AtrasoSe os novos critérios vingarem, imunização do rebanho paranaense vai depender de ação em Estados vizinhos As ações que devem ser adotadas pelos Estados que estão em processo de erradicação de febre aftosa (restrições à entrada de animais, exames de sorologia, etc) deverão ser feitas em conjunto, daqui para frente. A decisão é do Ministério da Agricultura que descarta as ações isoladas para os Estados do Paraná e Mato Grosso do Sul, apesar de exibirem estágio mais avançado no processo de erradicação da aftosa com mais de 24 meses sem o registro da doença. Os dois Estados tentam o reconhecimento de organismo internacional para serem declarados livres de aftosa.
Segundo o diretor de Defesa Animal do Ministério da Agricultura, Aluísio Sathler, não há justificativa para que o processo de erradicação avance de forma isolada, por Estado. Pelo contrário, o avanço vai ocorrer de forma conjunta nas regiões. Os Estados vão adotar as mesmas medidas ‘‘para que os objetivos sejam atingidos de forma mais rápida’’, segundo ele. Sathler não acredita que o próximo passo - para o Paraná avançar no processo - seja a realização dos exames de sorologia, conforme expectativa da Secretaria da Agricultura e das entidades que vão compor o Conselho Estadual de Sanidade Agropecuária. Ele adiantou que esse assunto ainda está em definição; também não confirmou a assinatura de convênio em que o Ministério da Agricultura vai repassar R$ 7 milhões ao Paraná, para a Defesa Sanitária Animal. A assinatura do convênio estava sendo esperada para o próximo dia 28 em Brasília.
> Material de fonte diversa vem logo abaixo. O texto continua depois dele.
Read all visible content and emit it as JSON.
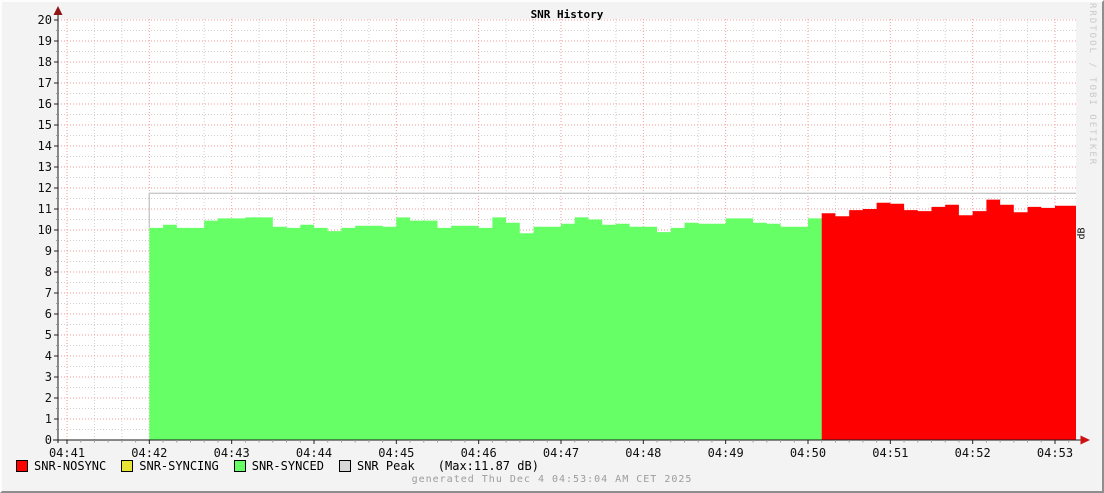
{
  "title": "SNR History",
  "watermark": "RRDTOOL / TOBI OETIKER",
  "right_axis_label": "dB",
  "footer": "generated Thu Dec  4 04:53:04 AM CET 2025",
  "legend": {
    "items": [
      {
        "label": "SNR-NOSYNC",
        "color": "#ff0000"
      },
      {
        "label": "SNR-SYNCING",
        "color": "#e8e337"
      },
      {
        "label": "SNR-SYNCED",
        "color": "#66ff66"
      },
      {
        "label": "SNR Peak",
        "color": "#d8d8d8"
      }
    ],
    "max_note": "(Max:11.87 dB)"
  },
  "chart_data": {
    "type": "area",
    "title": "SNR History",
    "ylabel_right": "dB",
    "ylim": [
      0,
      20
    ],
    "y_major_step": 1,
    "y_minor_step": 0.5,
    "grid": "on",
    "legend_position": "bottom",
    "x_tick_labels": [
      "04:41",
      "04:42",
      "04:43",
      "04:44",
      "04:45",
      "04:46",
      "04:47",
      "04:48",
      "04:49",
      "04:50",
      "04:51",
      "04:52",
      "04:53"
    ],
    "y_tick_labels": [
      "0",
      "1",
      "2",
      "3",
      "4",
      "5",
      "6",
      "7",
      "8",
      "9",
      "10",
      "11",
      "12",
      "13",
      "14",
      "15",
      "16",
      "17",
      "18",
      "19",
      "20"
    ],
    "bar_seconds": 10,
    "data_start": "04:42:00",
    "data_start_offset_min": 1.0,
    "series": [
      {
        "name": "SNR-SYNCED",
        "color": "#66ff66",
        "start_offset_min": 1.0,
        "values": [
          10.1,
          10.25,
          10.1,
          10.1,
          10.45,
          10.55,
          10.55,
          10.6,
          10.6,
          10.15,
          10.1,
          10.25,
          10.1,
          9.95,
          10.1,
          10.2,
          10.2,
          10.15,
          10.6,
          10.45,
          10.45,
          10.1,
          10.2,
          10.2,
          10.1,
          10.6,
          10.35,
          9.85,
          10.15,
          10.15,
          10.3,
          10.6,
          10.5,
          10.25,
          10.3,
          10.15,
          10.15,
          9.9,
          10.1,
          10.35,
          10.3,
          10.3,
          10.55,
          10.55,
          10.35,
          10.3,
          10.15,
          10.15,
          10.55
        ]
      },
      {
        "name": "SNR-NOSYNC",
        "color": "#ff0000",
        "start_offset_min": 9.1667,
        "values": [
          10.8,
          10.65,
          10.95,
          11.0,
          11.3,
          11.25,
          10.95,
          10.9,
          11.1,
          11.2,
          10.7,
          10.9,
          11.45,
          11.2,
          10.85,
          11.1,
          11.05,
          11.15,
          11.15
        ]
      },
      {
        "name": "SNR-SYNCING",
        "color": "#e8e337",
        "start_offset_min": null,
        "values": []
      }
    ],
    "peak": {
      "name": "SNR Peak",
      "line_value": 11.75,
      "max_value": 11.87,
      "color": "#c8c8c8"
    },
    "colors": {
      "grid_major": "#f59b9b",
      "grid_minor": "#d0d0d0",
      "axis": "#1a1a1a",
      "arrow_y": "#8f1515",
      "arrow_x": "#cf1010",
      "canvas": "#ffffff",
      "background": "#f3f3f3"
    }
  }
}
Para debater a ‘‘sintonia’’ entre os Estados nas ações de defesa sanitária animal e decidir sobre questões delicadas, como as barreiras interestaduais, estarão reunidos entre os dias 22 e 23 de julho, em Curitiba, os representantes do Circuito Pecuário Centro-Oeste de Erradicação da Febre Aftosa. Participam desse circuito os Estados do Paraná, Mato Grosso do Sul, Goiás, Tocantins, Minas Gerais e São Paulo. Trata-se da sétima reunião do Circuito Centro-Oeste e a primeira no Paraná.
Para Sathler, as medidas técnicas adotadas no processo de erradicação da febre aftosa devem ser cautelosas. Afinal, é a primeira vez que o País está recorrendo ao Instituto de Epizootia (OIE) para obter a declaração de área livre de febre aftosa, inicialmente para os Estados de Santa Catarina e Rio Grande do Sul que, segundo ele, deverá acontecer - se tudo correr bem - somente em 1998. Mas isso não significa que daqui para frente esses pedidos sejam feitos por Estado, mas sim por região.
Sathler explicou que os Estados do RS e SC foram os primeiros a terem o pedido confirmado pelo Ministério da Agricultura porque o Rio Grande do Sul está em boas condições sanitárias e faz limite com países que já erradicaram a doença. Por isso não faz sentido o Estado ficar isolado naquela área já que as atividades de comércio pecuário numa área geográfica são muito intensas. Mas essa iniciativa não justifica que daqui para frente os pedidos para o OIE sejam feitos em partes. Todos os países que recorrem à instituição enquadram a totalidade de seu território e não em partes como provavelmente vai acontecer com o Brasil. ‘‘Só que essa parcialidade vai avançar por região’’ - insistiu.
Questionado se a decisão não iria representar uma ducha fria entre os produtores do Paraná e do Mato Grosso do Sul que estão se esforçando para melhorar as condições de sanidade dos rebanhos, Sathler afirmou que não encara essa decisão do Mara como um desestímulo. Citou como exemplo o fato de o Distrito Federal estar há 4 anos sem registrar nenhum foco de febre aftosa e nem por isso está pleiteando ações de forma isolada. O DF será beneficiado quando a pecuária da região Centro-Oeste apresentar condições sanitárias compatíveis com as exigências do OIE.